Try finding the vertex and evaluating b^2 -4ac
To find the vertex of the quadratic equation y = 4t^2 + 16t + 18, we can use the formula x = -b/(2a). In this case, a = 4 and b = 16. Plugging in these values, we get:
t = -16/(2*4)
t = -16/8
t = -2
To find the y-coordinate of the vertex, we substitute the value of t into the equation:
y = 4(-2)^2 + 16(-2) + 18
y = 4(4) - 32 + 18
y = 16 - 32 + 18
y = 2
Therefore, the vertex of the quadratic equation is (-2, 2). Since the vertex has a minimum, option A is correct.
To evaluate b^2 - 4ac, we substitute the values of a, b, and c from the equation into the formula:
b^2 - 4ac = (16)^2 - 4(4)(18)
b^2 - 4ac = 256 - 288
b^2 - 4ac = -32
Since the value of b^2 - 4ac is negative, the equation 4t^2 + 16t + 18 = 6 does not have any real solutions. Therefore, option C is incorrect.
Now, let's analyze the remaining options:
B. The graph of y crosses the horizontal axis at t = 10 and t = 20: To determine if the graph crosses the horizontal axis, we need to substitute these values into the equation and check if the resulting y-values are equal to 0.
y = 4(10)^2 + 16(10) + 18
y = 400 + 160 + 18
y = 578
y = 4(20)^2 + 16(20) + 18
y = 1600 + 320 + 18
y = 1938
Since the y-values at t = 10 and t = 20 are not equal to 0, the graph does not cross the horizontal axis at those points. Therefore, option B is incorrect.
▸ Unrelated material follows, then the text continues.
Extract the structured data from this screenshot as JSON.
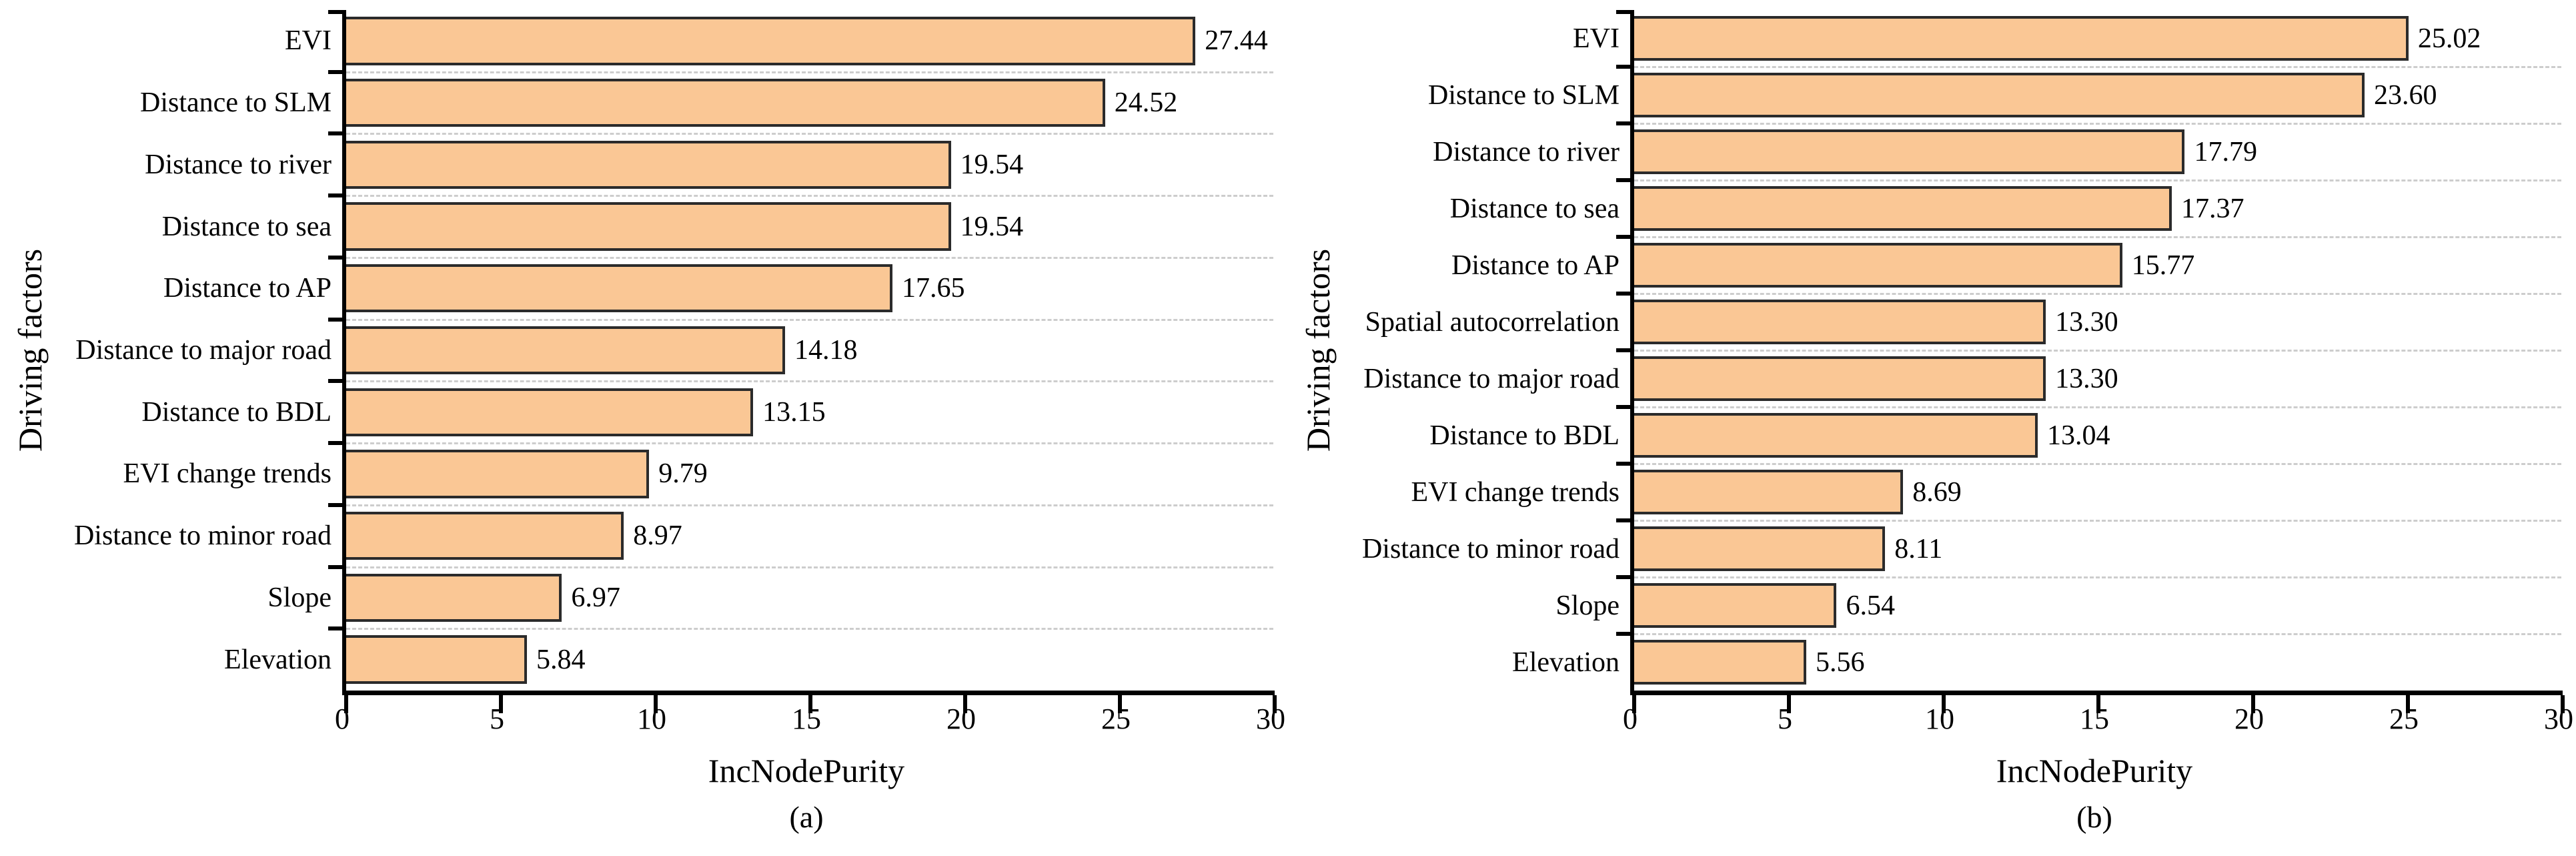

D. The function has a maximum at t = 10: To determine if the function has a maximum at t = 10, we can analyze the concavity of the graph. Since the coefficient of t^2 is positive (4), the parabola opens upwards and the vertex represents the minimum point. Therefore, option D is incorrect.
E. The vertex is at (-2, 2): We already found that the vertex of the quadratic equation is (-2, 2). Therefore, option E is correct.
F. The function could represent the height y (in meters) of a particle moving under gravity, as a function of the time t (in seconds): Without any additional information about the function, we cannot determine if it represents the height of a particle moving under gravity. Therefore, option F is incorrect.
G. The graph intercepts the vertical axis at y = 18: To find the y-intercept, we substitute t = 0 into the equation:
y = 4(0)^2 + 16(0) + 18
y = 0 + 0 + 18
y = 18
Since the y-intercept is 18, option G is correct.
H. The slope of the graph of y is always negative: The slope of the graph is determined by the coefficient of t, which is 16. Since 16 is positive, the slope of the graph is positive, not negative. Therefore, option H is incorrect.
In summary, the three correct options are:
A. The graph has a minimum.
E. The vertex is at (-2, 2).
G. The graph intercepts the vertical axis at y = 18.